L’AI a affirmé qu’en poursuivant le plaignant, son intention était de l’arrêter pour possession de drogue et intrusion en vertu de la Loi réglementant certaines drogues et autres substances et de la Loi sur l’entrée sans autorisation, respectivement. En ce qui concerne la première infraction, je ne suis pas convaincu que l’agent avait des motifs d’effectuer une arrestation légale. Le fait que la gare GO était fermée à cette heure-là, que l’AI savait qu’il y avait une forte criminalité liée à la drogue dans ce secteur et qu’il croyait avoir observé une sorte de transaction de main à main – des considérations que l’AI a mentionnées pour justifier sa décision – ne semble pas suffire à établir des motifs raisonnables et probables d’arrestation. En particulier, l’échange dont l’agent a été témoin entre les membres du groupe a été effectué à distance et décrit en des termes suffisamment vagues pour en miner la valeur probante.

Je ne suis pas non plus entièrement convaincu que l’AI avait des motifs impérieux pour justifier une intervention fondée sur une entrée sans autorisation. Néanmoins, pour ce qui est de cette infraction, il semblerait que la décision de l’agent soit défendable. L’article 2 de la Loi sur l’entrée sans autorisation prévoit, en partie, que l’entrée, sans l’autorisation expresse de l’occupant, dans des lieux où une telle entrée est interdite constitue une infraction. L’entrée est « interdite » en vertu de la Loi lorsque les lieux sont « clos de façon à indiquer l’intention de l’occupant d’empêcher les personnes d’y entrer » : voir l’alinéa 3(1)b). En l’espèce, il est clair que le plaignant était entré dans un parc de stationnement de la gare GO qui était clôturé en partie, sinon en totalité, qui était complètement vide et dont l’entrée/sortie pour les véhicules était bloquée par une sorte de cordage. Il n’est pas certain qu’en se fondant sur cette série de facteurs, un tribunal conclurait que le plaignant avait effectivement commis l’infraction d’entrée sans autorisation. Néanmoins, je suis convaincu que ces facteurs ont fourni à l’agent une base raisonnable pour considérer qu’il avait les motifs requis pour procéder à une arrestation légale.
En conséquence, bien que j’accepte que la blessure du plaignant soit le résultat de la force utilisée contre lui par l’AI, il n’y a aucun motif raisonnable de croire qu’elle était attribuable à une conduite illégale de la part de l’agent.
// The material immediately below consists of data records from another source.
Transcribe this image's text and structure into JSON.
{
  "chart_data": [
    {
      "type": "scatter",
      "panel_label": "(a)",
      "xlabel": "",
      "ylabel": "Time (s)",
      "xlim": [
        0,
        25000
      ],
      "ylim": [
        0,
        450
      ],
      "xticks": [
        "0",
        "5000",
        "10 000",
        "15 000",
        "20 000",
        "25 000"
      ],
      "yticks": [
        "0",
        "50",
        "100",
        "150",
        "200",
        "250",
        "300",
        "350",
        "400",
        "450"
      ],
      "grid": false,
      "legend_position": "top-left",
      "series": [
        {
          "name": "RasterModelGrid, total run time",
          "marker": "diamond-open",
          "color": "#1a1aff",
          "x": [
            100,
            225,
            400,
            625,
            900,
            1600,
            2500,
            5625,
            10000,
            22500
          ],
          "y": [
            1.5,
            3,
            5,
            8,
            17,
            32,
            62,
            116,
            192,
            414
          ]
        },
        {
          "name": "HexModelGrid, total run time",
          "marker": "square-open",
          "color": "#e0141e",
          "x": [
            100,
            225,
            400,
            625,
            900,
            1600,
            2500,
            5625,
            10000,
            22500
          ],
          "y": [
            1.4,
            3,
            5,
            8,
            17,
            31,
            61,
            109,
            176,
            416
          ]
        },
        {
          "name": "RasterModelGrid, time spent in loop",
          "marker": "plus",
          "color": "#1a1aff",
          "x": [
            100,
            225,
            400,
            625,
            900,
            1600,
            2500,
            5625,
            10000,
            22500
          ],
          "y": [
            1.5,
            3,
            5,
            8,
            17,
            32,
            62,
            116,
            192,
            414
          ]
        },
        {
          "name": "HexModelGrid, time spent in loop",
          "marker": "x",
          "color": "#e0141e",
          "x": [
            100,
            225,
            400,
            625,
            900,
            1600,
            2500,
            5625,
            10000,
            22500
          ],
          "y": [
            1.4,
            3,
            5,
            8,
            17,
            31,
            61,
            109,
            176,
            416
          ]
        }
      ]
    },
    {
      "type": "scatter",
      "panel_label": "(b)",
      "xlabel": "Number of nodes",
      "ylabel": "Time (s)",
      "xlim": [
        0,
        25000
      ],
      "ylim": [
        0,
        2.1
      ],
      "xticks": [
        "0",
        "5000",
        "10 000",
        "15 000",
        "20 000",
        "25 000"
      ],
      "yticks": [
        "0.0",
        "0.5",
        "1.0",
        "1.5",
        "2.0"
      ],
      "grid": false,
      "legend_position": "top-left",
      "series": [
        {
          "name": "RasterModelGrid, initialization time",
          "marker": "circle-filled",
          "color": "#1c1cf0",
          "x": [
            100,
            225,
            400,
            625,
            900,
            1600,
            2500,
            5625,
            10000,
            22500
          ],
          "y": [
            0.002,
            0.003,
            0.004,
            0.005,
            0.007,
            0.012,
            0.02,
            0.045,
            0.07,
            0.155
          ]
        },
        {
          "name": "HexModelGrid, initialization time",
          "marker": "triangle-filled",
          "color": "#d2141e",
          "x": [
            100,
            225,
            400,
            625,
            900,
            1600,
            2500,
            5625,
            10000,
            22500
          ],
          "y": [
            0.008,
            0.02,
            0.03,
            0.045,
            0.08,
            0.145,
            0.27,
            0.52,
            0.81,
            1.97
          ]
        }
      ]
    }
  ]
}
Il n’y a donc pas lieu de déposer des accusations criminelles dans cette affaire et dossier est clos.


Date : 5 juillet 2022

Approuvé par voie électronique par

Joseph Martino
Directeur
Unité des enquêtes spéciales

Notes

  • 1) Le 18 décembre 2021, des enquêteurs de l'UES se sont rendus à l'Hôpital Trillium pour tenter d'interroger le plaignant, mais il n'était pas en mesure de faire une déclaration à ce moment-là en raison d'une intoxication liée à des drogues. [Retour au texte]
  • 2) Les éléments de preuve suivants contiennent des renseignements personnels délicats qui ne sont pas divulgués conformément au paragraphe 34 (2) de la Loi de 2019 sur l'Unité des enquêtes spéciales. Les parties importantes de ces éléments de preuve sont résumées ci-après. [Retour au texte]
  • 3) Signifie « agent de police ayant besoin d'aide en urgence ». [Retour au texte]
  • 4) Ces enregistrements vidéo n'avaient pas d'horodatage. Les temps mentionnés sont ceux écoulés depuis le début de la vidéo. [Retour au texte]

Note:

La version originale anglaise signée du rapport fait autorité. En cas de divergence entre cette version et les versions anglaise ou française en ligne, la version originale anglaise signée du rapport l’emporte.